Beitragvon AlexRE » Di 27. Okt 2015, 07:54

Wirtschaft in der Schule: Arbeitgeber-Lobby stoppt Unterrichtsbuch

Mit einem 356-Seiten-Buch wollte die Bundeszentrale für politische Bildung Lehrern helfen, Wirtschaftswissen besser zu vermitteln. Doch dem Arbeitgeberverband missfiel das Werk. Er lobbyierte kräftig - mit Erfolg.

(...)

Besonders echauffiert hatte sich Arbeitgeber-Geschäftsführer Clever in seinem Brandbrief übrigens über das Kapitel zum Thema Lobbyismus. Es werde ein "monströses Gesamtbild von intransparenter und eigennütziger Einflussnahme der Wirtschaft auf Politik und Schule gezeichnet", schrieb er darin.

Vielleicht ist ja auch der Versuch des BDA, ein Wirtschaftsbuch aus dem Verkehr zu ziehen, künftig ein gutes Beispiel für den Unterricht.

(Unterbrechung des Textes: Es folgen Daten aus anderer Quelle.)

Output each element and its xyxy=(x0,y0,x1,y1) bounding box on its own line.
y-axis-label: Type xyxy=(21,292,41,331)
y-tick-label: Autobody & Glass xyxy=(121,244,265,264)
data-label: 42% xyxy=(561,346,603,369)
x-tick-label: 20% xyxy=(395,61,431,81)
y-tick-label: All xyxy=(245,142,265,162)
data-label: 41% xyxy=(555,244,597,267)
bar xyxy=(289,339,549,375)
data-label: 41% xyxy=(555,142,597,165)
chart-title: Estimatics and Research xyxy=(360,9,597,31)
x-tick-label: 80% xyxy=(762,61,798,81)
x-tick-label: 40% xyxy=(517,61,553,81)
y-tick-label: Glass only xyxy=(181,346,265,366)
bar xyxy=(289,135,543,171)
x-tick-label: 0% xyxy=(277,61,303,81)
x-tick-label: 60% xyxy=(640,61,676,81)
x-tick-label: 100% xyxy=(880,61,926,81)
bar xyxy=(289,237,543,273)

http://www.spiegel.de/schulspiegel/lobb ... 59654.html

Vielleicht sollte man sich auch in der Wirtschaft Gedanken darüber machen, ob solche hoch bezahlten Dummköpfe wirklich gute Interessenvertreter sein können. Lobbyisten und Manager bilden eigene Klassen, deren Interessen nicht immer mit denen der vertretenen Unternehmenseigentümer deckungsgleich sein müssen.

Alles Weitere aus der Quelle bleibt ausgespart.